Do GST registrations help freelancers get credit cards faster?
Yes, materially. GST registration combined with 6-12 months of consistent GST returns acts as proof of business existence + revenue. Banks treat GST-registered freelancers as 'self-employed with business' rather than 'individual freelancer', which improves the credit card approval odds and unlocks higher credit limits. HDFC and ICICI both have explicit GST-registered-self-employed underwriting tracks with higher approval ratios.
Will my UPI inflows count as income proof for credit cards?
Partly. Banks read the credit side of your bank statement holistically — UPI inflows from clients (e.g., PhonePe, Google Pay payments tagged as 'invoice payment' or 'professional fees') do count toward your monthly average inflow. But ad-hoc UPI from friends/family does not. To strengthen UPI-based income proof, ask clients to mention 'invoice [number]' or 'professional fees' in the UPI remark — this makes the inflow clearly identifiable as business income.
Should I file an ITR even if my income is below the taxable threshold?
Yes — even nil ITR (Income Tax Return showing zero tax payable) dramatically improves your credit card approval chances. A 1-year-old nil ITR is treated by banks as 'income proof confirmed by the government', which is stronger than even 12 months of bank statements.

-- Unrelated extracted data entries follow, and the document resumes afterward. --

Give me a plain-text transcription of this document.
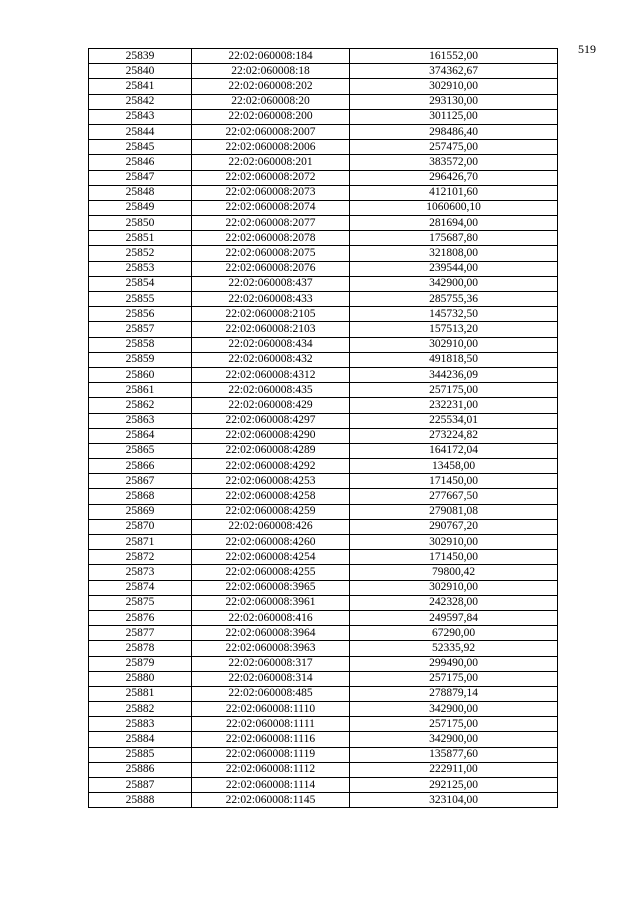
519
25839	22:02:060008:184	161552,00
25840	22:02:060008:18	374362,67
25841	22:02:060008:202	302910,00
25842	22:02:060008:20	293130,00
25843	22:02:060008:200	301125,00
25844	22:02:060008:2007	298486,40
25845	22:02:060008:2006	257475,00
25846	22:02:060008:201	383572,00
25847	22:02:060008:2072	296426,70
25848	22:02:060008:2073	412101,60
25849	22:02:060008:2074	1060600,10
25850	22:02:060008:2077	281694,00
25851	22:02:060008:2078	175687,80
25852	22:02:060008:2075	321808,00
25853	22:02:060008:2076	239544,00
25854	22:02:060008:437	342900,00
25855	22:02:060008:433	285755,36
25856	22:02:060008:2105	145732,50
25857	22:02:060008:2103	157513,20
25858	22:02:060008:434	302910,00
25859	22:02:060008:432	491818,50
25860	22:02:060008:4312	344236,09
25861	22:02:060008:435	257175,00
25862	22:02:060008:429	232231,00
25863	22:02:060008:4297	225534,01
25864	22:02:060008:4290	273224,82
25865	22:02:060008:4289	164172,04
25866	22:02:060008:4292	13458,00
25867	22:02:060008:4253	171450,00
25868	22:02:060008:4258	277667,50
25869	22:02:060008:4259	279081,08
25870	22:02:060008:426	290767,20
25871	22:02:060008:4260	302910,00
25872	22:02:060008:4254	171450,00
25873	22:02:060008:4255	79800,42
25874	22:02:060008:3965	302910,00
25875	22:02:060008:3961	242328,00
25876	22:02:060008:416	249597,84
25877	22:02:060008:3964	67290,00
25878	22:02:060008:3963	52335,92
25879	22:02:060008:317	299490,00
25880	22:02:060008:314	257175,00
25881	22:02:060008:485	278879,14
25882	22:02:060008:1110	342900,00
25883	22:02:060008:1111	257175,00
25884	22:02:060008:1116	342900,00
25885	22:02:060008:1119	135877,60
25886	22:02:060008:1112	222911,00
25887	22:02:060008:1114	292125,00
25888	22:02:060008:1145	323104,00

Cost to file nil ITR: ₹0 if you do it yourself on the IT department's e-filing portal, or ₹500-1,500 via a CA. This is the single highest-ROI action a freelancer can take for credit-card eligibility.
Which is the best credit card for freelancers in India without ITR?
For first card: SBI SimplySAVE (₹25,000 monthly inflow accepted, ₹0 first-year fee). For rewards: Axis ACE (5% cashback on Google Pay bill payments, ₹499 fee but waived on ₹2L annual spend). For premium feel without ITR: HDFC Regalia (₹50,000 monthly inflow OR ₹1L+ in HDFC savings balance accepted in lieu of ITR). For guaranteed approval: IDFC FIRST Wow! against a ₹10,000 FD — bypasses the income-proof requirement entirely.